To understand how it works, Zenit employed an air cannon that he uses in his classes to teach students about drag and other forces that are important in fluid dynamics. He and his team loaded the cannon with squash balls and aimed it toward the corner of a room, near where the wall and floor meet. They fired balls at different speeds, angles and spots on the wall to get a sense of the conditions necessary for the nick shot to occur. They even varied the temperature of the ball, which affects its bounciness when it contacts the wall. 

Once they had a visual sense of what was happening, the team turned to Haneesh Kesari, an associate professor in Brown’s School of Engineering, for help modeling the phenomenon mathematically.

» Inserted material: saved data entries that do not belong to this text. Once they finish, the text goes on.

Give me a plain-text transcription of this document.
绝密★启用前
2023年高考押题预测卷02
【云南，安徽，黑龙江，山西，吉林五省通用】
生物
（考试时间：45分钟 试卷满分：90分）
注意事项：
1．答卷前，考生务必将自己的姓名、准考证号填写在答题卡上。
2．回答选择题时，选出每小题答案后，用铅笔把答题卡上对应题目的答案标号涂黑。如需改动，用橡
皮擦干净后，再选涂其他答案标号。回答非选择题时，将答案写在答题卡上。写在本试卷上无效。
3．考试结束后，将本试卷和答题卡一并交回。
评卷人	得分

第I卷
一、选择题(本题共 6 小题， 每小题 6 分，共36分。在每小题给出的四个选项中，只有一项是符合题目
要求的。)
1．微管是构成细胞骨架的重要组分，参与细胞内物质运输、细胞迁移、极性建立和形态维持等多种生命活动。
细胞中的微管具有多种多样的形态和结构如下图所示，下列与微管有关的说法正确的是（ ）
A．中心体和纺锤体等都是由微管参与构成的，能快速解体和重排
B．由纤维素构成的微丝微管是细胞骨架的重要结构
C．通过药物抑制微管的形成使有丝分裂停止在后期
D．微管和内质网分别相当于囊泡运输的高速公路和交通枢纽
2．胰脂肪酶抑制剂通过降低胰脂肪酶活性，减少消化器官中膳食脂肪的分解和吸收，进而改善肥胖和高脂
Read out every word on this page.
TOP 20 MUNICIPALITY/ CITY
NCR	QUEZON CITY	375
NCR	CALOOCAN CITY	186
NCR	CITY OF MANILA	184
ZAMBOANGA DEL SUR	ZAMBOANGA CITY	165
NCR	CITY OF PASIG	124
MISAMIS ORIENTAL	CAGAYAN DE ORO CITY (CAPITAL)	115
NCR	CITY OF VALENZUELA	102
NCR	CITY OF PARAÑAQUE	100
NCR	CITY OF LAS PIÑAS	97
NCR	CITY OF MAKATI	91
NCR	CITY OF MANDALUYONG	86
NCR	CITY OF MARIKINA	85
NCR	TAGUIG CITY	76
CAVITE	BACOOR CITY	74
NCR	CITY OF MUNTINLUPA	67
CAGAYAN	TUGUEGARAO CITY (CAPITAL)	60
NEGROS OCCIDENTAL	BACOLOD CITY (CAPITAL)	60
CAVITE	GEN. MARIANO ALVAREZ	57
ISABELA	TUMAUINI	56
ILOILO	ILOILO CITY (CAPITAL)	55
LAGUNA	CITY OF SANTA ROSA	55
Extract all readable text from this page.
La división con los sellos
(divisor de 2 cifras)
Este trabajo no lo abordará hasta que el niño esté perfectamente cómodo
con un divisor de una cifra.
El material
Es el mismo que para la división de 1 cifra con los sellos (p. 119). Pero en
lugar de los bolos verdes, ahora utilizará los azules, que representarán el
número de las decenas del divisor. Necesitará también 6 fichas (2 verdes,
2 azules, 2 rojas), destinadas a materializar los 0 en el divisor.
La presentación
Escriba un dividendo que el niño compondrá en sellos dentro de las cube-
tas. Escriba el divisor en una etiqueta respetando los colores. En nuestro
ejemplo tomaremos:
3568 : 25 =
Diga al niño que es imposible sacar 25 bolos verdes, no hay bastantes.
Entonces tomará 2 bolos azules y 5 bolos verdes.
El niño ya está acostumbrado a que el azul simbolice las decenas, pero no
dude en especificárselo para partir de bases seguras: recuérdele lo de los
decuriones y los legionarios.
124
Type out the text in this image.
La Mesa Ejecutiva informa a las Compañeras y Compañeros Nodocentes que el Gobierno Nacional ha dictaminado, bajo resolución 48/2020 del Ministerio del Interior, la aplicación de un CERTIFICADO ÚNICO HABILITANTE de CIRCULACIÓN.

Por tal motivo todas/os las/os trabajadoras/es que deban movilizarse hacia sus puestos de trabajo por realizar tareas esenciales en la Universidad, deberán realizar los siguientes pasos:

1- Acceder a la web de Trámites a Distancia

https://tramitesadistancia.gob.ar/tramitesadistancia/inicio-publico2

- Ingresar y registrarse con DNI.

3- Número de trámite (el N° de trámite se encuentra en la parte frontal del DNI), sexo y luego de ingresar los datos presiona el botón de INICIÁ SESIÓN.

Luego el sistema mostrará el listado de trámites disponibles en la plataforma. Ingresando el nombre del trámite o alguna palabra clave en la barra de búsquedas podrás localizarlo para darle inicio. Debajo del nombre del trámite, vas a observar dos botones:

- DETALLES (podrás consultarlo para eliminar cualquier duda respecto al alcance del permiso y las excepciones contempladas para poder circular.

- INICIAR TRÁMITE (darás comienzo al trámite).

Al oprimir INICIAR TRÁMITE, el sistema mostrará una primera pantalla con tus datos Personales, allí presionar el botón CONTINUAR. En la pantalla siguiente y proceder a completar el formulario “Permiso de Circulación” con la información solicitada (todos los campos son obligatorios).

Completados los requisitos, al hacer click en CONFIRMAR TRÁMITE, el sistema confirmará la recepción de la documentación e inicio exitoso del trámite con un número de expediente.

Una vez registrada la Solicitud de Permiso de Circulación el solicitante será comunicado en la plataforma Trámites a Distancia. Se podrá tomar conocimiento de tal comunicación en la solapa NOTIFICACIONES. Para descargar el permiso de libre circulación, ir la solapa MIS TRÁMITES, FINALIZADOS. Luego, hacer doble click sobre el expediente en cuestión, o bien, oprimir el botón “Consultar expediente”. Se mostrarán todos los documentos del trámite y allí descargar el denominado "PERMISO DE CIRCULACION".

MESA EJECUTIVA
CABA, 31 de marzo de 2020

Kesari, an expert in contact, adhesion and fracture of solids, has worked extensively to model forces in the brain associated with blows to the head. Zenit thought his work in contact mechanics might be useful in understanding the nick. 

“He looked at the videos and told me, ‘I know what’s happening,’” Zenit said. “So we developed a mathematical model explaining it.”

The model revealed that the nick shot happens when the ball maintains contact with the wall long enough to roll down the wall and contact the floor. 

“When the ball touches the floor while it’s still rolling down the wall, the floor introduces a new force that imposes a roll in the opposite direction,” Zenit explained. “The result is a mechanical frustration where the forces basically cancel each other out and the ball just gets stuck.”

For squash players, the findings suggest a strategy for increasing the likelihood of a nick: Hit the ball hard and with a bit of topspin. The speed of the ball increases the contact time with the wall, giving it more time to roll toward the floor. The topspin could enhance the roll, producing a greater range speeds with potential for a nick. 

The model has implications off the squash court as well, according to Zenit. 

“There may be situations where you want to dampen or frustrate a certain motion in a mechanical system,” he said. “This is a way of doing that. You could also do the opposite. You might be trying to prevent something from getting stuck, and this shows a way to avoid it.”

But Zenit says the real goal of the work is to demonstrate the power of science to explain the world. He works with an organization in Providence, Rhode Island called Squashbusters, which aims to build a community for kids — many from underserved groups — around the game of squash. In addition to playing the game, participants get homework help, guidance on planning for college, and character-building activities through community service. 

“This was really just an opportunity to connect squash with what we do as engineers,” Zenit said, “and to plant the seed in their in their brilliant minds that maybe they can be engineers, too.”